• Who do I call for information about one of your homes?
    • 1-800-880-6571
  • How can I get somebody placed into one of your homes?
    • Visit our Residential Placement page for information on getting somebody placed into one of our homes
  • What is the difference between an eight-bed CILA and a sixteen-bed ICF/DD?
    • Other than the size of the home, the main difference between a CILA (Community Integrated Living Arrangement) and an ICF/DD (Intermediate Care Facility for persons with Developmental Disabilities) is the funding stream. CILAs are funded by Medicaid Waiver grants and ICFs/DD are funded by Medicaid. CILA homes have fewer regulatory guidelines to meet than do ICF homes.
  • Who can live in a CILA?
    • Individuals who have a developmental disability as their primary diagnosis can live in a CILA, provided they have the Medicaid Waiver funding to support them, or they are private pay.
  • Who can live in an ICF/DD home?
    • Individuals who have a developmental disability as their primary diagnosis can live in an ICF/DD home provided they are eligible for Medicaid funding, or private pay.
  • How much does it cost to live in a CILA or an ICF/DD home? Will I or my ward have personal spending money?
    • People who live in CILAs receive funding from a Medicaid Waiver program, and that funding, combined with the person’s Social Security or other entitlement monies, pays for the person’s stay. Individuals living in CILA homes keep $50.00 a month from their Social Security monies to be used for personal spending.
      People who live in ICFs/DD receive funding from Medicaid, and that funding, combined with their Social Security or other entitlement monies, pays for that person’s stay. Individuals living in an ICF/DD home keep $30.00 each month from their Social Security monies to be used for personal spending.

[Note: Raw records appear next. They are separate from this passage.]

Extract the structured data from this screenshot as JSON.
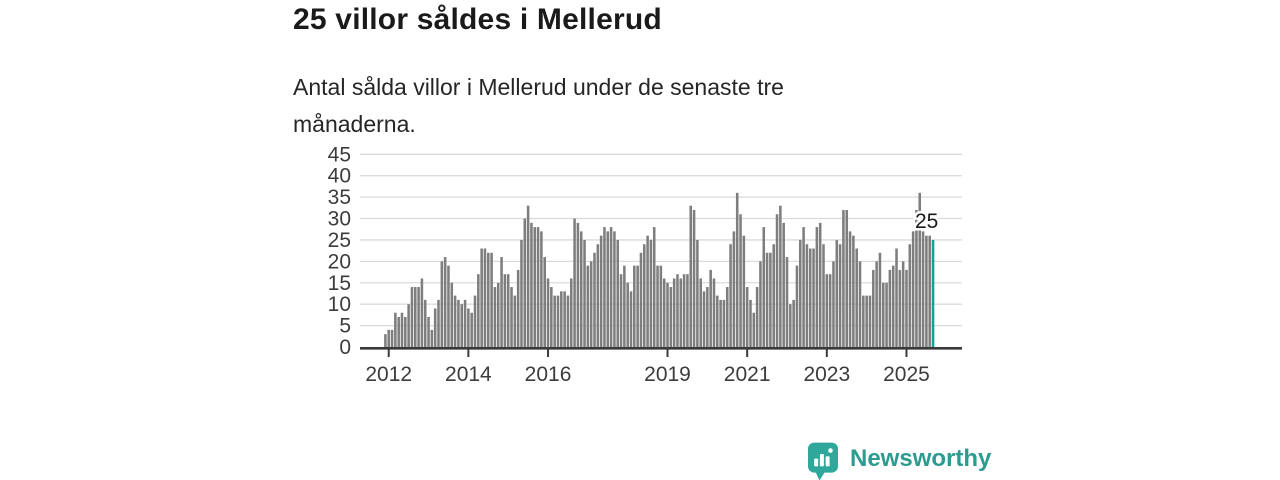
{
  "header": {
    "title": "25 villor såldes i Mellerud",
    "subtitle": "Antal sålda villor i Mellerud under de senaste tre månaderna."
  },
  "chart_data": {
    "type": "bar",
    "title": "25 villor såldes i Mellerud",
    "xlabel": "",
    "ylabel": "",
    "x_start": "2011-12",
    "x_end": "2025-09",
    "months_per_bar": 1,
    "x_tick_labels": [
      "2012",
      "2014",
      "2016",
      "2019",
      "2021",
      "2023",
      "2025"
    ],
    "y_ticks": [
      0,
      5,
      10,
      15,
      20,
      25,
      30,
      35,
      40,
      45
    ],
    "ylim": [
      0,
      45
    ],
    "grid": true,
    "legend": false,
    "annotation_last_value": "25",
    "highlight_last_bar": true,
    "values": [
      3,
      4,
      4,
      8,
      7,
      8,
      7,
      10,
      14,
      14,
      14,
      16,
      11,
      7,
      4,
      9,
      11,
      20,
      21,
      19,
      15,
      12,
      11,
      10,
      11,
      9,
      8,
      12,
      17,
      23,
      23,
      22,
      22,
      14,
      15,
      21,
      17,
      17,
      14,
      12,
      18,
      25,
      30,
      33,
      29,
      28,
      28,
      27,
      21,
      16,
      14,
      12,
      12,
      13,
      13,
      12,
      16,
      30,
      29,
      27,
      25,
      19,
      20,
      22,
      24,
      26,
      28,
      27,
      28,
      27,
      25,
      17,
      19,
      15,
      13,
      19,
      19,
      22,
      24,
      26,
      25,
      28,
      19,
      19,
      16,
      15,
      14,
      16,
      17,
      16,
      17,
      17,
      33,
      32,
      25,
      16,
      13,
      14,
      18,
      16,
      12,
      11,
      11,
      14,
      24,
      27,
      36,
      31,
      26,
      14,
      11,
      8,
      14,
      20,
      28,
      22,
      22,
      24,
      31,
      33,
      29,
      21,
      10,
      11,
      19,
      25,
      28,
      24,
      23,
      23,
      28,
      29,
      24,
      17,
      17,
      20,
      25,
      24,
      32,
      32,
      27,
      26,
      23,
      20,
      12,
      12,
      12,
      18,
      20,
      22,
      15,
      15,
      18,
      19,
      23,
      18,
      20,
      18,
      24,
      27,
      32,
      36,
      27,
      26,
      26,
      25
    ]
  },
  "colors": {
    "bar": "#7E7E7E",
    "highlight": "#0FA294",
    "grid": "#DBDBDB",
    "axis": "#3A3A3A",
    "tick_text": "#3C3C3C",
    "title": "#1A1A1A",
    "brand": "#2E9B91",
    "brand_icon": "#2FA89B"
  },
  "footer": {
    "brand": "Newsworthy"
  }
}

  • How can my family member/ward receive CILA funding?
    • CILA funding availability is determined for the person by the Pre-Admission Screening (PAS) agency. The PAS agent will meet the individual, talk with people close to him/her, will collect information about the individual (for example, medical information, psychological information, health information, etc.), and will then make the funding determination based upon standards set up by the Illinois Department of Human Services.
  • Who works in the homes, and how are they trained?
    • Adults, aged eighteen years and older, who have successfully passed a background check, may work at the homes. Within 120 days of hire, each staff person must successfully complete a 120-hour training curriculum which includes 40 hours of classroom training and 80 hours of on-the-job training. Also, each staff person is certified for First Aid and CPR, and receives special training to ensure the health and safety of each person living in the homes.